Friday, April 20, 2012

Art Imitates Life




Alvy Singer (Woody Allen): Sun is bad for you. Everything our parents said was good is bad. Sun, milk, red meat ... college.

When Woody Allen's name is mentioned, the listener probably thinks of many things.
  • A successful career directing movies and occasionally appearing in them;

  • a successful career prior to that as a Broadway playwright and a TV writer;

  • his somewhat soap operatic private life.

  • I know I think of many things when I hear Allen's name.
    But the thought that comes immediately to mind for me — and, I suspect, for many others — is of "Annie Hall," the movie that premiered 35 years ago today.
    I owe that, I suppose, to the fact that I was in the throes of my first real love when "Annie Hall" was making the theatrical rounds.

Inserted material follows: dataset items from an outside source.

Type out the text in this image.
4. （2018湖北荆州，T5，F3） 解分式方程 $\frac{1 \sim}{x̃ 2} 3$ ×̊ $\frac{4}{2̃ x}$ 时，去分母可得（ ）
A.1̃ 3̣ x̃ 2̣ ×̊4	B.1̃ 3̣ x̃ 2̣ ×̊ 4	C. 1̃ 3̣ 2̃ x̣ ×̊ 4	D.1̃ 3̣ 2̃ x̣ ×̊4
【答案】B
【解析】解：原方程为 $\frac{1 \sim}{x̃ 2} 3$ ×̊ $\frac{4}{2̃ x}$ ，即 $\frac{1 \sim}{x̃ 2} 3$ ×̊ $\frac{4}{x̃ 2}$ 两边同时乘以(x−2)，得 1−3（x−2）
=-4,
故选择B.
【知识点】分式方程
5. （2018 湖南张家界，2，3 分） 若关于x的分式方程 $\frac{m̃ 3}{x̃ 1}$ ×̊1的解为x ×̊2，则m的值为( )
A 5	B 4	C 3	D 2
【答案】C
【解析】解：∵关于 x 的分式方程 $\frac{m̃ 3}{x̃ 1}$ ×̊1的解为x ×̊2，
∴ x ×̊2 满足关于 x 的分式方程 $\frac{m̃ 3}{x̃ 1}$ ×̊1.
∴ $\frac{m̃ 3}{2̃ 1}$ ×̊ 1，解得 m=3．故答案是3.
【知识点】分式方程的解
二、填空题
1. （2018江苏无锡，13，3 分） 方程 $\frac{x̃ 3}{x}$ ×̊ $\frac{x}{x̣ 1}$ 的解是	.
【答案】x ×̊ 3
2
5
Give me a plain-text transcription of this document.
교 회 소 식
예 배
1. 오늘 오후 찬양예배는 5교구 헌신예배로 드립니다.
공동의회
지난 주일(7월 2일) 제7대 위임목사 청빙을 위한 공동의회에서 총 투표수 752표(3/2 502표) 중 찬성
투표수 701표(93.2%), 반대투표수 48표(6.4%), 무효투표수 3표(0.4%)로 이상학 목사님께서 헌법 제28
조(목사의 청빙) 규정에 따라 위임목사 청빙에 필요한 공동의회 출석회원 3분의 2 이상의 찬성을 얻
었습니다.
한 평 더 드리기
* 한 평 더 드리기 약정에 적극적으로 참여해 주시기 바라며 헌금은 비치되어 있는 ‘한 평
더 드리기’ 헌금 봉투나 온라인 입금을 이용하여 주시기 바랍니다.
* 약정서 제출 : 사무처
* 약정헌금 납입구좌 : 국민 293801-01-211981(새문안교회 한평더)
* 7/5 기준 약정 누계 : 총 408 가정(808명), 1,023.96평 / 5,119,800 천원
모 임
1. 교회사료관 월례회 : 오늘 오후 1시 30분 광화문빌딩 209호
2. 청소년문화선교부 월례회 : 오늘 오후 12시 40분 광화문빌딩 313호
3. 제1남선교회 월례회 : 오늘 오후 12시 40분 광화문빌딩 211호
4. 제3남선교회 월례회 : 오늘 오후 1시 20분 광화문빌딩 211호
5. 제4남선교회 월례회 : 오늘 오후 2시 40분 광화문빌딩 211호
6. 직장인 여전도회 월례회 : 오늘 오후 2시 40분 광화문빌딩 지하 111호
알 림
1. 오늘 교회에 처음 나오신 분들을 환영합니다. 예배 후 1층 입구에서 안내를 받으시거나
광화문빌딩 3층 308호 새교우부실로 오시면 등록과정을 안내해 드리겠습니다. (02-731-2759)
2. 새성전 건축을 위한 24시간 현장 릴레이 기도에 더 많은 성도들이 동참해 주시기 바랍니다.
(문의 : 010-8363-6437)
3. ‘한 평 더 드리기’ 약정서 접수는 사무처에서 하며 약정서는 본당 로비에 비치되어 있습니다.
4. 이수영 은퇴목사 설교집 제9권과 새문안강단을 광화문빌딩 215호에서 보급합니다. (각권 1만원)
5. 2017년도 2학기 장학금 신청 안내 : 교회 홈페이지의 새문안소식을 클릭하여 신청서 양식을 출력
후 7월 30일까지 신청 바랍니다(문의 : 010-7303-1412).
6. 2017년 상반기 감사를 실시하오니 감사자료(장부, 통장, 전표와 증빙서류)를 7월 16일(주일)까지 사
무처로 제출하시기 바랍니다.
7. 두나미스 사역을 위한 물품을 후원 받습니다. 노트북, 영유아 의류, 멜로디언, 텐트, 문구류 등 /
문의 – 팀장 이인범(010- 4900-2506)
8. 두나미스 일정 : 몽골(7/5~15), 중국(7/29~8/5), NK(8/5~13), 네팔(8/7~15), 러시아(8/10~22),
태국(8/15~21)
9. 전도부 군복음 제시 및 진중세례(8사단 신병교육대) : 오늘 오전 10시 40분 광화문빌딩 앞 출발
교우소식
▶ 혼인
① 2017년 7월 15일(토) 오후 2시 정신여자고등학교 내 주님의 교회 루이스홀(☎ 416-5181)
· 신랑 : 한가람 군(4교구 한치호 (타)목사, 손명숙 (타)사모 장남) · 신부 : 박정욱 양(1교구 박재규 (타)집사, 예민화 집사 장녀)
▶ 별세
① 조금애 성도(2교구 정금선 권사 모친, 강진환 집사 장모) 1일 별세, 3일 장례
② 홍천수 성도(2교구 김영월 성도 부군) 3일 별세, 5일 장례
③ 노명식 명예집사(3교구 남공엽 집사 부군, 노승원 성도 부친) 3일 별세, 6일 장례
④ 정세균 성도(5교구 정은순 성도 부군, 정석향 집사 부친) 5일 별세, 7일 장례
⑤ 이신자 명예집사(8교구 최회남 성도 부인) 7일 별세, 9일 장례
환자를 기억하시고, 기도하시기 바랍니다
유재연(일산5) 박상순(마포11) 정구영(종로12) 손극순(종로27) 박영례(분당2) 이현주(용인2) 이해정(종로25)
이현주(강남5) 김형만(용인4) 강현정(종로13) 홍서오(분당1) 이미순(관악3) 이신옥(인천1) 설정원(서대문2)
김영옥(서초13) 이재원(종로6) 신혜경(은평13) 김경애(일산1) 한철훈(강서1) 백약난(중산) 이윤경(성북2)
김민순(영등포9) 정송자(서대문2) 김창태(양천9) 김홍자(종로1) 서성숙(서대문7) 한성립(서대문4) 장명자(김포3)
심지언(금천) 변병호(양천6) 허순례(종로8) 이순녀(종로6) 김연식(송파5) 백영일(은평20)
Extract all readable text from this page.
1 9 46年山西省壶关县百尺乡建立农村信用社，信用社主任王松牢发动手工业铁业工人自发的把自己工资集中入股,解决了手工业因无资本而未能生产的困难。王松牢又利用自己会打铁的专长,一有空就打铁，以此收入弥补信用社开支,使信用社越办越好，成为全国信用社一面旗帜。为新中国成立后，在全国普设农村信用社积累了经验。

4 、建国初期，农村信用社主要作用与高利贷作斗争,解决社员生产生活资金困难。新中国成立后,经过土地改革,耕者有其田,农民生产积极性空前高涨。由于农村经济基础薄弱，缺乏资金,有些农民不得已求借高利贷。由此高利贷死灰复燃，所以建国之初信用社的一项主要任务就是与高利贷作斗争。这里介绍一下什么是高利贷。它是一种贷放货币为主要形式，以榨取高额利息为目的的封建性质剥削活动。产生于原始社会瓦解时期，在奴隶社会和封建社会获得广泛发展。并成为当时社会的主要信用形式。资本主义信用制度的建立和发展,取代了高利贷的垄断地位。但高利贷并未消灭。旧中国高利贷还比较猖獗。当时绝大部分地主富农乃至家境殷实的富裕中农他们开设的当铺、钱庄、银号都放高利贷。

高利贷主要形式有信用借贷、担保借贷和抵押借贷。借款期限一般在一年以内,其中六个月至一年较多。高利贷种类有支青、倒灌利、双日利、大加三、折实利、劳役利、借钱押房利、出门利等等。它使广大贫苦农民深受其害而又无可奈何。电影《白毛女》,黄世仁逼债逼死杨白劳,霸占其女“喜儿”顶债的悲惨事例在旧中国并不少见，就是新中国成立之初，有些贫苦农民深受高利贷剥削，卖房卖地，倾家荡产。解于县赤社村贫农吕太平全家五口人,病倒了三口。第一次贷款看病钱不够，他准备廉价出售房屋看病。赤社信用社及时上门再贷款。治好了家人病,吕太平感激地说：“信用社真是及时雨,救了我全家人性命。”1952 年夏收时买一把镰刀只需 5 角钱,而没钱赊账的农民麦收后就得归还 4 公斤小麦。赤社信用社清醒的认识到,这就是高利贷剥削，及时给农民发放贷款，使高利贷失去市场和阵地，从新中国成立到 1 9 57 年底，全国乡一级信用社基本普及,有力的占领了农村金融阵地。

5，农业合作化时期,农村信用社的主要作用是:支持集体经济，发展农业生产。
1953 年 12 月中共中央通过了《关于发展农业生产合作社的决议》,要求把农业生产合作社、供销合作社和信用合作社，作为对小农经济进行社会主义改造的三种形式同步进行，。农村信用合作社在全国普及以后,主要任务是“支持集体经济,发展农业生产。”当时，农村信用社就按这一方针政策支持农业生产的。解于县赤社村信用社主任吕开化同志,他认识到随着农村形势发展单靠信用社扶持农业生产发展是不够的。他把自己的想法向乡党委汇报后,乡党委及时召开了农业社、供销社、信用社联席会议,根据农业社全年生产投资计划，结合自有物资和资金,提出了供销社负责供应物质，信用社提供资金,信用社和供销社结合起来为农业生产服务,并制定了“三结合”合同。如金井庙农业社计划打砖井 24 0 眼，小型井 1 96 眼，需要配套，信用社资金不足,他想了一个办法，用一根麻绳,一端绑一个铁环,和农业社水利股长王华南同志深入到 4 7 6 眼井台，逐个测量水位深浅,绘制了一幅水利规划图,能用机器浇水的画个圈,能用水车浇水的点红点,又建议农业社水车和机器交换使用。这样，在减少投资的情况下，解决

Karen and I saw most of the movies that came out that year — the good, the bad and the ugly.
    Going to a movie was about the only way I could figure to get time alone with her so we went to see anything and everything. The really special movies stood out, of course, but there's no doubt that we saw some real dogs that year, too.
    "Annie Hall" was no dog. It wound up winning the Oscar for Best Picture, and Allen was named Best Director, although he wasn't there to accept the award. Instead, he was playing clarinet with his buddies in a jazz band in Manhattan, as he always did on Monday nights.
    I don't know how such a thing would be received today. In the late 1970s, it was seen as delightfully quirky. Of course, that was in the days before Allen's very public legal wrangling with longtime partner Mia Farrow — and the revelation of Allen's (in the words of a judge) "grossly inappropriate" relationship with her adopted daughter.
    I suspect the reaction would have been much less tolerant if Allen had made that film 15 years later.
    When"Annie Hall" hit the theaters, Karen and I hadn't started dating yet. That came along a couple of months later. But 1977 was a different time. Hit movies routinely spent several months in theaters. Video recorders weren't unheard of in private homes, but they were extremely rare so there was no rush for theaters to get rid of one movie to bring in another one, especially one as popular as "Annie Hall."
    Made on a $4 million budget, it made more than $38 million at the box office.
    My memory is that Karen and I saw that movie in the summer. We saw a lot of movies that summer. I think her father recommended it to us. He was (and, I assume, still is) a big fan of Woody Allen.
    I am, too, I guess, although I haven't seen all the movies he's made in the last 20 years. But, at the time that Karen and I were dating, I had seen most of his early movies, and I loved 'em all.
    "Annie Hall" had a similar sense of humor, but it was different from those earlier efforts, too. It was humorous like the others, but the humor was much more autobiographical, much more personal. I was at a time in my life when I appreciated personal irony and self–deprecating humor, and "Annie Hall" was loaded with both.
    That was obvious from the opening monologue, in which Allen looked into the camera, spoke directly to the viewers and said, "Two elderly women are at a Catskill mountain resort, and one of 'em says, 'Boy, the food at this place is really terrible.' The other one says, 'Yeah, I know; and such small portions.' "
    (I laughed so hard at that I almost missed the next joke.)
    "Well, that's essentially how I feel about life — full of loneliness and misery and suffering and unhappiness, and it's all over much too quickly. The other important joke for me is one that's usually attributed to Groucho Marx; but, I think it appears originally in Freud's Wit and Its Relation to the Unconscious, and it goes like this — I'm paraphrasing — 'I would never want to belong to any club that would have someone like me for a member.' "
    Those were, Allen told the viewers, the jokes that had the most relevance to his adult life.
    I saw "Annie Hall" on the big screen twice, and it occurred to me, as I was watching it for the second time, that sometimes his brand of humor — and his deadpan delivery — went right over most people's heads.
    In his earlier movies, he could write pure slapstick and get away with it, but "Annie Hall" was much more cerebral. It was a thinking man's kind of humor.

    It still makes people think after 35 years. I guess that's the best compliment that can be paid to a film.